第9章 lure(咬魚の誘惑)
(え……っ)
「必要であれば、この世界の知識から
学園での勉強のサポート、
護身術の指南も加えることができますが…
いかがですか?」
(観察されるのは嫌だけど、
そんな物騒な指南は受けたい!)
「……痛いこととか、酷いことはしませんか?」
「失礼ですね。
僕が女性に手を上げる雄だとでも?」
「ユウさんには、そう見えてたんですね。悲しいです。しくしく」とジェイドはいつもの泣き真似をした。ここにエースがいれば、ツッコミの一つでもしただろうが生憎彼はここにいない。

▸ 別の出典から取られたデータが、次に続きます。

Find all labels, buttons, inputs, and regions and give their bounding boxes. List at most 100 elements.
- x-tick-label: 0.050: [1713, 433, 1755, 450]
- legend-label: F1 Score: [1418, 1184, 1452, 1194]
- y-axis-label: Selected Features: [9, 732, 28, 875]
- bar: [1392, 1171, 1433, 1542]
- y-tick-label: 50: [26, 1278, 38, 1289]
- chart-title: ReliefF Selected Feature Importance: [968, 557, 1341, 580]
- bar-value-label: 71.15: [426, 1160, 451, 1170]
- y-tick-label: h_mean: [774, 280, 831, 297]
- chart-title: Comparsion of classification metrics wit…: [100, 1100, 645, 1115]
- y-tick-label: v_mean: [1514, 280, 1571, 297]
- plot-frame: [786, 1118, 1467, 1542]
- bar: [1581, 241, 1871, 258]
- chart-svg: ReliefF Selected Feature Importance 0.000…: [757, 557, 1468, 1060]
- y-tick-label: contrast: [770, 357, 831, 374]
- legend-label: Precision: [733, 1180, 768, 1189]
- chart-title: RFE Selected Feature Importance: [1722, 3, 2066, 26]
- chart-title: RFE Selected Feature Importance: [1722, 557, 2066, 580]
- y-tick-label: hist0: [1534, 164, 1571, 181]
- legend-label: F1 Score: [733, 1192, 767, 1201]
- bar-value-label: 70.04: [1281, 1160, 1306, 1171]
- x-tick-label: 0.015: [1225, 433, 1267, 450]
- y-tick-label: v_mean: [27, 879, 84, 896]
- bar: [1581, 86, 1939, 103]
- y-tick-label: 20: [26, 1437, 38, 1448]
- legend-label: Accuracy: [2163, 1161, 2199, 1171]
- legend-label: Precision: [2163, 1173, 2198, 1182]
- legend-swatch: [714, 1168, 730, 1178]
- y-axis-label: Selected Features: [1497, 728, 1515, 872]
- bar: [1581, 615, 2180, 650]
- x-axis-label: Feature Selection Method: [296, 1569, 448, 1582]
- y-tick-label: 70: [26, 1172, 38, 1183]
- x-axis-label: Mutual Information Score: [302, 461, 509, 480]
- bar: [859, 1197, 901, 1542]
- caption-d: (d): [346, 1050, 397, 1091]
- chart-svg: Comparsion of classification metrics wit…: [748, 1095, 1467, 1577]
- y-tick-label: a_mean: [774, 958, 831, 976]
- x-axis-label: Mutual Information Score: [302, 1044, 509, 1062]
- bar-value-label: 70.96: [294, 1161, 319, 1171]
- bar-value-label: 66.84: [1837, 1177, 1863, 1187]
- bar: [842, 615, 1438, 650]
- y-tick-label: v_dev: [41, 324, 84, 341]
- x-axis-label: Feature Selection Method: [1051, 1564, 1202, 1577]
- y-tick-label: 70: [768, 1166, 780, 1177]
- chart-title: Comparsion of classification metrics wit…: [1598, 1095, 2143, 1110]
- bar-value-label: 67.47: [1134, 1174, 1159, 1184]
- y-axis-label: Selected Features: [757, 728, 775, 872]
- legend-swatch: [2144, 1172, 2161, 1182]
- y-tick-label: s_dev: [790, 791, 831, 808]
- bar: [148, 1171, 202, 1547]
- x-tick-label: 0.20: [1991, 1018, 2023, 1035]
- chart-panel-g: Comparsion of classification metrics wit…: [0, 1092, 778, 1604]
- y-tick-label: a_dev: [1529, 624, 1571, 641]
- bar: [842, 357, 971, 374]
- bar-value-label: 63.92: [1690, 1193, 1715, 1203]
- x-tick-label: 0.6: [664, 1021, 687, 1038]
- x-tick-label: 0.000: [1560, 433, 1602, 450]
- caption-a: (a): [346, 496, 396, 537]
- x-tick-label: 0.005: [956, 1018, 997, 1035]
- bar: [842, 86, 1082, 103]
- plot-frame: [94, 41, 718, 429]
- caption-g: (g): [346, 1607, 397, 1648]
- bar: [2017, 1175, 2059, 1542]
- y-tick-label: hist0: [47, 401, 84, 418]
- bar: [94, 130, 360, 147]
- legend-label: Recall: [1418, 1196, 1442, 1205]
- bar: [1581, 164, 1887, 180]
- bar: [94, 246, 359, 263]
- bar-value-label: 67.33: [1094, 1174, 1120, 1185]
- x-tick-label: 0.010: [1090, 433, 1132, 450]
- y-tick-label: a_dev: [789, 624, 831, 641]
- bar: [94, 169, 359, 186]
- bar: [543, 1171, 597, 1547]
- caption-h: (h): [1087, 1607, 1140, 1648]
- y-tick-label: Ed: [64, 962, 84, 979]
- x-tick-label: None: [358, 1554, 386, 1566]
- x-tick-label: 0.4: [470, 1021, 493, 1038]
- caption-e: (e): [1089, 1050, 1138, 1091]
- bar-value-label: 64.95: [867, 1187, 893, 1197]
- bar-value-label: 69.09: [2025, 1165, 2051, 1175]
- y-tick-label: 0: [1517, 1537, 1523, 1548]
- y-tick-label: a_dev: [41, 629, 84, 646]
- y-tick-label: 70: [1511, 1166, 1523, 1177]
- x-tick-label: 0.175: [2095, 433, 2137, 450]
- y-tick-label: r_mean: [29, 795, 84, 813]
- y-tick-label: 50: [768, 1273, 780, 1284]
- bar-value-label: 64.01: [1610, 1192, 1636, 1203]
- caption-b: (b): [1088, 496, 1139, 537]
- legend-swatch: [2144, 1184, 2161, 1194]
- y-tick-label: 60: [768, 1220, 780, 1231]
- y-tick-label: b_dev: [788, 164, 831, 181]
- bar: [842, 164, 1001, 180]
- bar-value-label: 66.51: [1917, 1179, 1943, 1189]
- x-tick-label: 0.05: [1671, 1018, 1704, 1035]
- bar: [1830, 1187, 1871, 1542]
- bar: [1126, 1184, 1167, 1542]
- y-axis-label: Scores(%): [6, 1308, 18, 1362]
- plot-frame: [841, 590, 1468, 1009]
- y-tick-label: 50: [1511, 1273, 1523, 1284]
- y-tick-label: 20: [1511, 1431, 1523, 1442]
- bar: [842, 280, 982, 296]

ジェイド・リーチと言えば、言わずもがな問題児ばかりのNRCの中でも腕っぷしが強い。彼が守ってくれるのであれば、今日みたいな輩に絡まれることも減るだろう。
また、スーパー秘書と名高い彼のことである。
ユウがまだ知らないこの世界の知識や、勉強のサポートは安心して受けられそうだ。
彼は私に特別な力があると言っているが、
観察した結果、それがなくても問題ないと言っている。
そう考えると、これは悪い提案ではないんじゃないか…?とユウも思い始めてきた。
オクタヴィネルと契約するのは怖いが、第一に今目の前の彼から逃げられる気が一滴たりともしない。
はあーと深呼吸をして、ユウも覚悟を決めた。
「分かりました。
ジェイド先輩と契約します。
でも…守ってもらうだけは嫌なので、
私に生きる術を教えてください。
それが条件です」
ジェイドはその返答が予想外だったのか、
なお面白そうに笑みを強くした。
「ええ、もちろん。
ユウさん、
たっぷりとしごいて差し上げますので、
覚悟して下さいね」
くすくすと笑う先輩を見て、
ユウは少し後悔した。
あの時、気分屋のフロイドを選んでおくべきだったと…。